We don’t get hurricanes this far inland. Technically. However, Nashville is far enough south that we get edges of hurricanes.
Since Monday evening I have been lurching around my house in a fair amount of pain.* I’m not sleeping a whole lot, and since one of the ways to manage nerve pain (see the footnote because I moved an excessively whiney paragraph down there) is to walk, I spend a lot of time pacing around the kitchen/living room/dining room area.
A few years ago when my husband worked in Bermuda I went with him for a short trip and bought an anklet ringed with tiny bells. It sounds sometimes like music and other times like rain falling gently on a tin roof. Very pretty, very soothing. One of my favourite adornments. Since Monday I’ve been wearing it all the time.
Quinn went blind over the weekend, you see. He sees nothing apart from light and shadow. Since it happened so suddenly–over the course of three days–the panic in his face is wholly justifiable. But whenever he hears the Bermuda anklet he smiles. That sound means Mommy and it means he knows where Mommy is in the room. So to keep him at peace, oriented in his new shapeless world, I jingle when I walk.
So that means at night I feel like I’m haunting my own house. Pacing and jingling and jingling and pacing.
What kind of blog entry is this? I don’t know, really. Between playing strung-out haint and watching my old dog get suddenly very much older I’m stuck in a place where I’m thinking a lot about love and loss and pain that moves past the body and into the heart.
A few days ago in the comments of another blog I was told that if I couldn’t worship in a certain setting that it was my fault. I was standing between God and myself.
I spend hours with nothing between God and me. Hours in the dark of night clinging to God when there is nothing else. God and I are great.
Music ministers who don’t like criticism and I, however, are not so much great. Is it any wonder that people feel distant from Church? I get that different people have different worship styles. I know that one person’s flower arranging is as worshipful as the other person’s solo, as worshipful as the meals cooked by a third person for the homeless. I know that some raise hands and others write poetry. I’m not going to tell anyone that they aren’t good enough at talking to God if they don’t do it my way.
I’d just like the same respect.
Watching my two dogs interact now that Quinn is blind is a good lesson. Gob taps Quinn on the nose to announce his presence whenever he enters a room. When they go into the yard, Gob acts as a seeing eye dog to guide Quinn around during the initial moments of disorientation. He doesn’t say “you can’t see so you aren’t good enough to play with.” He says “I’ll play differently, in a way you understand.” I learn a lot from my kids, you know?

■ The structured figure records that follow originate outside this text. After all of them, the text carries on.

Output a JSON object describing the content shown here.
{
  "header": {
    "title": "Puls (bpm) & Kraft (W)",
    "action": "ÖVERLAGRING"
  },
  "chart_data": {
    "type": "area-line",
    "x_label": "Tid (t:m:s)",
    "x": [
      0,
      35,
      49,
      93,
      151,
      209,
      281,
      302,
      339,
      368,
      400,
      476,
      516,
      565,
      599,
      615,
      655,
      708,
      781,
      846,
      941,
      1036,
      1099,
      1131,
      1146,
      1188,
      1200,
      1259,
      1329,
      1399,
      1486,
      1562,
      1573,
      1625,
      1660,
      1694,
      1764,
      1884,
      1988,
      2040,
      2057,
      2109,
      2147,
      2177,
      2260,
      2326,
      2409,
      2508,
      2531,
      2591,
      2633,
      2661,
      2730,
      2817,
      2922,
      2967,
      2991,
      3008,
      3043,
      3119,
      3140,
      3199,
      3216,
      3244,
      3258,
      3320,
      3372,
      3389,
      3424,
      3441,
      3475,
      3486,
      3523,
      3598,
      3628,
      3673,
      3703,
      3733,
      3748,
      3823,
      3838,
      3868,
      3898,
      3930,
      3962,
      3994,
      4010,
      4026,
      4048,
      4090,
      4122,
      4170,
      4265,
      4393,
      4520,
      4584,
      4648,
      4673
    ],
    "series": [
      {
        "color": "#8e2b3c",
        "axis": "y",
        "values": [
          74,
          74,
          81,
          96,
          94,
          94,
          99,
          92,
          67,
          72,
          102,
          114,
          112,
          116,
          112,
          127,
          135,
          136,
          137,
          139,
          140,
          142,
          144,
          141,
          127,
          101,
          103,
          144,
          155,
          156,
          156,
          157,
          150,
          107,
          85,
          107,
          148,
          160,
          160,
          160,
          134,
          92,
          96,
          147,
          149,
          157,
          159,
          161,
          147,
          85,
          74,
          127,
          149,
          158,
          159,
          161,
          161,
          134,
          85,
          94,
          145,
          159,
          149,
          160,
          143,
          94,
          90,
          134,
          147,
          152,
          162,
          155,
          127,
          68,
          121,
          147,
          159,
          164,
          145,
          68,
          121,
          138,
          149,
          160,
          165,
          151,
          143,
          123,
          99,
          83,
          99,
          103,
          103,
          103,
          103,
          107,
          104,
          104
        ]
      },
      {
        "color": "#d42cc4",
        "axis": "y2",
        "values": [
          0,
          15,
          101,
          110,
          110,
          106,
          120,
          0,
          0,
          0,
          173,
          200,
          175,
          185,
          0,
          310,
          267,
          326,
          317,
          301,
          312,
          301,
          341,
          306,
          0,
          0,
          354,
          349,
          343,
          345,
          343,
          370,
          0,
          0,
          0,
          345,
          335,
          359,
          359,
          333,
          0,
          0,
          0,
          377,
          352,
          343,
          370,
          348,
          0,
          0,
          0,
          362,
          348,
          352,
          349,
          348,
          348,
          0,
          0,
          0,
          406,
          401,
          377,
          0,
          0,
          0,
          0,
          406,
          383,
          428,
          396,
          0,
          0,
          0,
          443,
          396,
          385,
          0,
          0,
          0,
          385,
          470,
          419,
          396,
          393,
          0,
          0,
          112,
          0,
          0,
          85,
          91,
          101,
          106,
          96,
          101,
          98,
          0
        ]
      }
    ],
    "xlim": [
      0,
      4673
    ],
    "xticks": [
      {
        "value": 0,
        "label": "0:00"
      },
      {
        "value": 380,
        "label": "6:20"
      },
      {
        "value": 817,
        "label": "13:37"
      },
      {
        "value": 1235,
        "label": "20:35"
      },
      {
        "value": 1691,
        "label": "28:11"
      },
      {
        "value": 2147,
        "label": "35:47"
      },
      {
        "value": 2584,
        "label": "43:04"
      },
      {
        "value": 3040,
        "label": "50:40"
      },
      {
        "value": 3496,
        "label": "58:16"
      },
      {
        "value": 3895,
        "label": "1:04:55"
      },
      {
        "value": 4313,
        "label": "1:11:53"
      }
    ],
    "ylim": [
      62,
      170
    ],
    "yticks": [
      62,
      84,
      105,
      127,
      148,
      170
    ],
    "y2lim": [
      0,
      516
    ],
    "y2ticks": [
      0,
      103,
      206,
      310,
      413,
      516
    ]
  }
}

* It’s kind of difficult to explain the pain that weather causes an arthritic like me, especially since my arthritic is systemic. (A lot of ics there….) The joint pain is something like having your hands and feet smashed between the grinding stones of a grist mill. The nerve pain, on the other hand… You know how your foot falls asleep sometimes? Once you get the blood flowing back into it again the numbness goes away and there’s that ten seconds or so right before it goes Normal it is so sore to the touch that bumping it brings tears to your eyes.
I live in those ten seconds. All day every day. That’s how hurricanes eat my mind.